We've had some stormy times probably a F1 tornado a time or two but we came out finding the beauty in making it work. I owe that to God. I'll tell you my little story. 

I picked the Milkman out. When I was 11 my parents (and God) decided that we were moving 250 or so miles from everything and everyone I'd ever known to some no-name Arkansas town. I hated them, my parents, and I wasn't too happy with God either. I remember that it was stay where we were, go to God forsaken Arkansas, or there was a Fresno, CA option in there somewhere. Thank The Lord we didn't go there. That would have been a train wreck. Rednecks and California, doesn't seem like it would end well. Anyhow, God knew what he was doing. My dad took this church in Arkansas and I hated it too. Even with my crying, screaming, begging, refusing, and logical arguments (11 is a very intelligent age) they still drug me here. 

I met a few people. I mostly hated them because they lived in Arkansas and I was being held hostage here. One of those people was the Milkman. But at the time he was a pain-in-the-butt 13 year old brat. I wasn't overly fond of him but he was kinda cute. That little brat stuck in my head for years. I married him in the game of MASH so many times I lost count. Gross. 
We grew up. He was a wild child redneck, confederate flag flying, Dixie horn having brat. But he was kinda cuter than before. I had a couple boyfriends and he had a girlfriend or twelve and it never really mattered. He went to college in the yankeeville north and came back after a couple years and I was a senior. When he got back....he was way cuter and a little less of a brat.
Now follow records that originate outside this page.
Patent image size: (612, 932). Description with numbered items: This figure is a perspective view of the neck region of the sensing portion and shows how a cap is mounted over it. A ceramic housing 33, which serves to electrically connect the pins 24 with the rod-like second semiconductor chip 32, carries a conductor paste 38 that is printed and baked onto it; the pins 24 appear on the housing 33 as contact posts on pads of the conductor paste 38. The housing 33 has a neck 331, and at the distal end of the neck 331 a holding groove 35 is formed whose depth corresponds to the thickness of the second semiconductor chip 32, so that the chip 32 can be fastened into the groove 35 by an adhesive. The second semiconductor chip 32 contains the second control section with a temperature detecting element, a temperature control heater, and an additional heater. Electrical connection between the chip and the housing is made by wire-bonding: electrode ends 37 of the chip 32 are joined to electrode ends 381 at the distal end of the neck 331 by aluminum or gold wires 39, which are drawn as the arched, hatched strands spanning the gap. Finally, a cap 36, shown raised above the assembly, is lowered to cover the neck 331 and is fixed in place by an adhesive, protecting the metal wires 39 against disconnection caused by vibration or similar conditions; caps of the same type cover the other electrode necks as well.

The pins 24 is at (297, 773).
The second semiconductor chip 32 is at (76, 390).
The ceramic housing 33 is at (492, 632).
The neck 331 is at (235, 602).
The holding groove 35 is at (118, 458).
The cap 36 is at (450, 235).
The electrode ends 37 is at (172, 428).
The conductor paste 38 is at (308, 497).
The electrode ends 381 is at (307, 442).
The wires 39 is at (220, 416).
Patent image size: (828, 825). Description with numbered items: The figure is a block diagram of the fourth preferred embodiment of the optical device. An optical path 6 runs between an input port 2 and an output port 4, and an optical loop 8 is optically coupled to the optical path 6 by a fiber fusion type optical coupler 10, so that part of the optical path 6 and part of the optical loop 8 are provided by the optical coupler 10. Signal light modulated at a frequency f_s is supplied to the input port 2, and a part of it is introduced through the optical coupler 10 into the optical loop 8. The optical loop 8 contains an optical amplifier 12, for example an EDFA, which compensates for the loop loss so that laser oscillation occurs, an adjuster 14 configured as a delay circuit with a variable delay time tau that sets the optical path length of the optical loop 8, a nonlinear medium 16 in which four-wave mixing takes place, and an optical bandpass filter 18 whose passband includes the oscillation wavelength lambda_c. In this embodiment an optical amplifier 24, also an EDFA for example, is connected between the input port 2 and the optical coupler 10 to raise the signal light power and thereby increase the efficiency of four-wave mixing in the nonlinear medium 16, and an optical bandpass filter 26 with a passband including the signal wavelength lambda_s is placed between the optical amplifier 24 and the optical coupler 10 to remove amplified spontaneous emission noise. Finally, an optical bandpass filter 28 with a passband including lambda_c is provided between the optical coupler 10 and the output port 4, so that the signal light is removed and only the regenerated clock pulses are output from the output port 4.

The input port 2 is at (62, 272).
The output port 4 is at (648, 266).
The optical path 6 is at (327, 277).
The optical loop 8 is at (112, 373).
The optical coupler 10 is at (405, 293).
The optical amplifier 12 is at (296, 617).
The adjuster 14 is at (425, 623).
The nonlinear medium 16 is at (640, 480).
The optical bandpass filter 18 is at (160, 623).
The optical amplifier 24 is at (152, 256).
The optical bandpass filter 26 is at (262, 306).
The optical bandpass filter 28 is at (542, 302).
Somewhere along the way I learned to love this little no name town. And then I chased the Milkman around like a 17 year old girl would do. 

I'm pretty stubborn and hard headed. (You never would have guessed, huh?) When I go after something I kind of make it a mission. And going after the Milkman wasn't one I was going to fail. I didn't. And there were more obstacles and tornados than I can count. But somehow I knew that God moved my family to this place, against my will, so I could spend my senior year chasing him and then spending the rest of my life loving, fighting, and living our dream, doing what we love. There isn't a day that goes by that I don't thank God for what he's given me. I'm blessed beyond words to have the life I have. None of them would have happened if I always stayed comfortable. My parents made hard decisions that put me where I am today and I am so glad they did. It caused them enough tornadoes to tear a town apart. And we've all been better off for their commitment to follow God. He knows what He's doing even if we can't see it. The benefits might not show for 10 years. I can see a little more of the picture today than I could when I was a miserable 11 year old. I wouldn't change a thing.